A King that has not moved before can move three squares in the direction of a Rook that has not moved before, in which case that Rook is moved to the square next to the King on the other side. This is only allowed if all squares between King and Rook are empty, when the King is not in check on the square it came from, and would not be in check on any of the squares it skipped over.

General rules

Differences with FIDE

The Chancellor and Archbishop pieces are extra, and the board is expanded to accomodate them. To handle the larger board width, the King moves 3 squares on castling.

Strategy issues

It is not possible to force checkmate on a bare King with just a single Bishop or Knight (in addition to your own King). Two Knights cannot do that either. The Archbishop can force checkmate against a bare King.

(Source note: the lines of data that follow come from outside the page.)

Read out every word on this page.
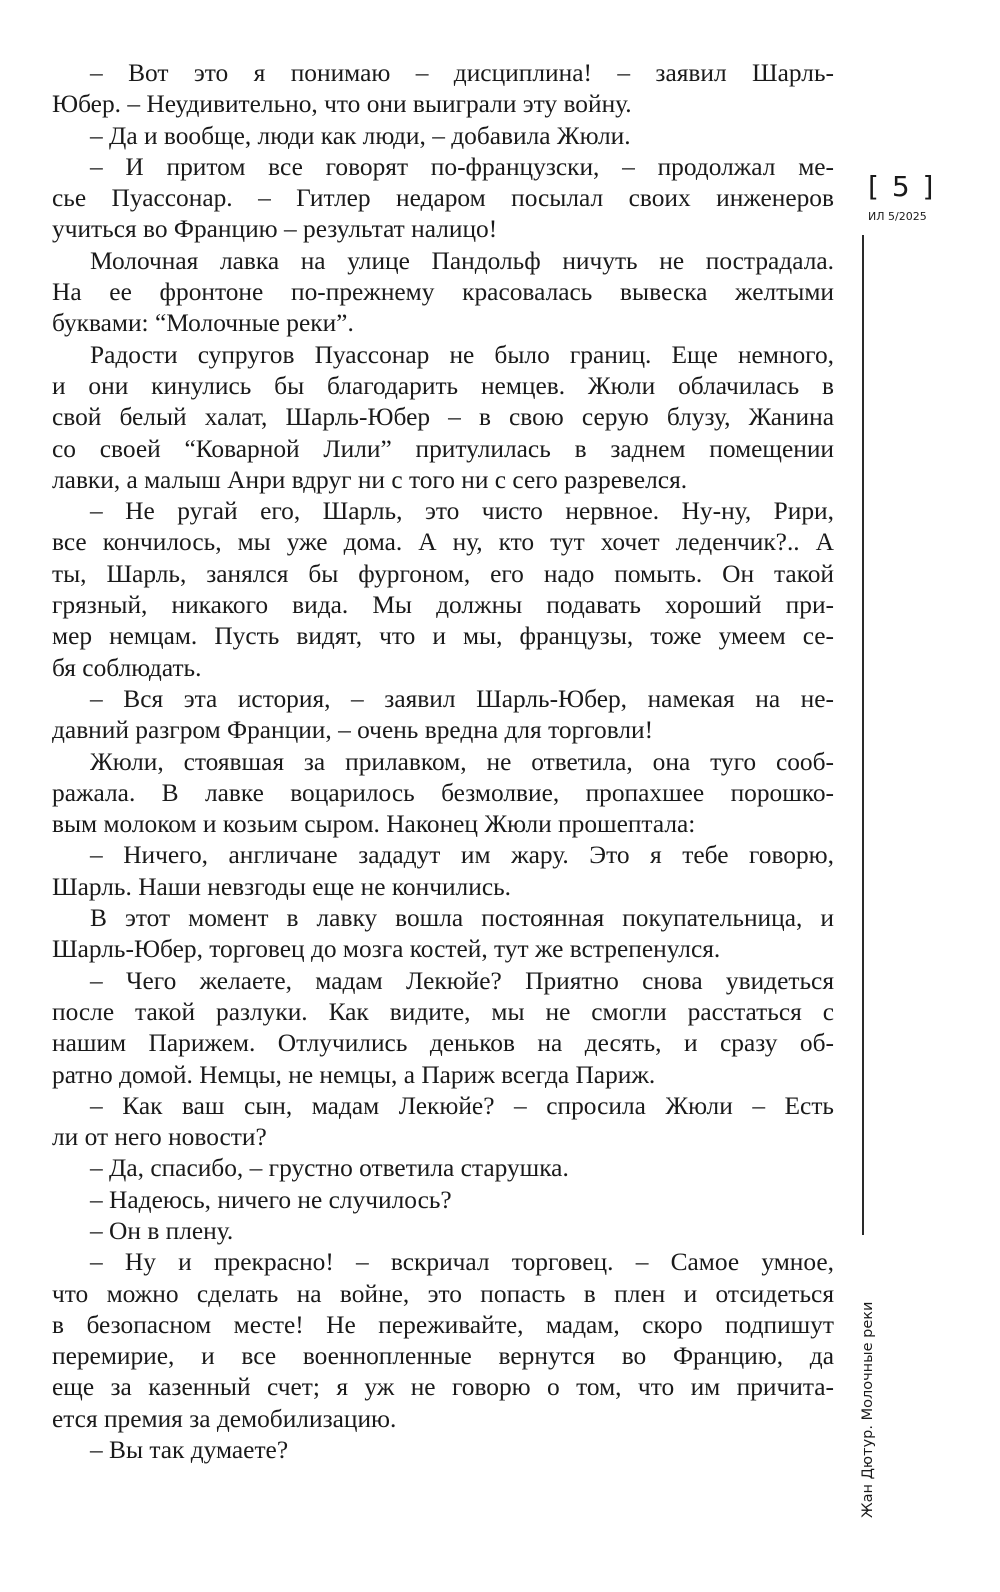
– Вот это я понимаю – дисциплина! – заявил Шарль-
Юбер. – Неудивительно, что они выиграли эту войну.
– Да и вообще, люди как люди, – добавила Жюли.
– И притом все говорят по-французски, – продолжал ме-
сье Пуассонар. – Гитлер недаром посылал своих инженеров
учиться во Францию – результат налицо!
Молочная лавка на улице Пандольф ничуть не пострадала.
На ее фронтоне по-прежнему красовалась вывеска желтыми
буквами: “Молочные реки”.
Радости супругов Пуассонар не было границ. Еще немного,
и они кинулись бы благодарить немцев. Жюли облачилась в
свой белый халат, Шарль-Юбер – в свою серую блузу, Жанина
со своей “Коварной Лили” притулилась в заднем помещении
лавки, а малыш Анри вдруг ни с того ни с сего разревелся.
– Не ругай его, Шарль, это чисто нервное. Ну-ну, Рири,
все кончилось, мы уже дома. А ну, кто тут хочет леденчик?.. А
ты, Шарль, занялся бы фургоном, его надо помыть. Он такой
грязный, никакого вида. Мы должны подавать хороший при-
мер немцам. Пусть видят, что и мы, французы, тоже умеем се-
бя соблюдать.
– Вся эта история, – заявил Шарль-Юбер, намекая на не-
давний разгром Франции, – очень вредна для торговли!
Жюли, стоявшая за прилавком, не ответила, она туго сооб-
ражала. В лавке воцарилось безмолвие, пропахшее порошко-
вым молоком и козьим сыром. Наконец Жюли прошептала:
– Ничего, англичане зададут им жару. Это я тебе говорю,
Шарль. Наши невзгоды еще не кончились.
В этот момент в лавку вошла постоянная покупательница, и
Шарль-Юбер, торговец до мозга костей, тут же встрепенулся.
– Чего желаете, мадам Лекюйе? Приятно снова увидеться
после такой разлуки. Как видите, мы не смогли расстаться с
нашим Парижем. Отлучились деньков на десять, и сразу об-
ратно домой. Немцы, не немцы, а Париж всегда Париж.
– Как ваш сын, мадам Лекюйе? – спросила Жюли – Есть
ли от него новости?
– Да, спасибо, – грустно ответила старушка.
– Надеюсь, ничего не случилось?
– Он в плену.
– Ну и прекрасно! – вскричал торговец. – Самое умное,
что можно сделать на войне, это попасть в плен и отсидеться
в безопасном месте! Не переживайте, мадам, скоро подпишут
перемирие, и все военнопленные вернутся во Францию, да
еще за казенный счет; я уж не говорю о том, что им причита-
ется премия за демобилизацию.
– Вы так думаете?
[ 5 ]
ИЛ 5/2025
Жан Дютур. Молочные реки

Bishops are confined to squares of a single color. Having Bishops on both colors compensates this weakness, and is worth an extra 0.5 on top of their added value.

As Chancellor and Archbishop are nearly equal in value to Queen, under-promotion is very common, and there is virtually never any need to promote to R, B or N.

The super-pieces (Q, C, A) devaluate by the presence of lower-valued opponent pieces. As a result trading Q for R + B is in general a good trade when you still have both J, as the latter gain in value by eliminating the opponent's R and B, which is more compensation than the intrinsic value difference between Q and R + B.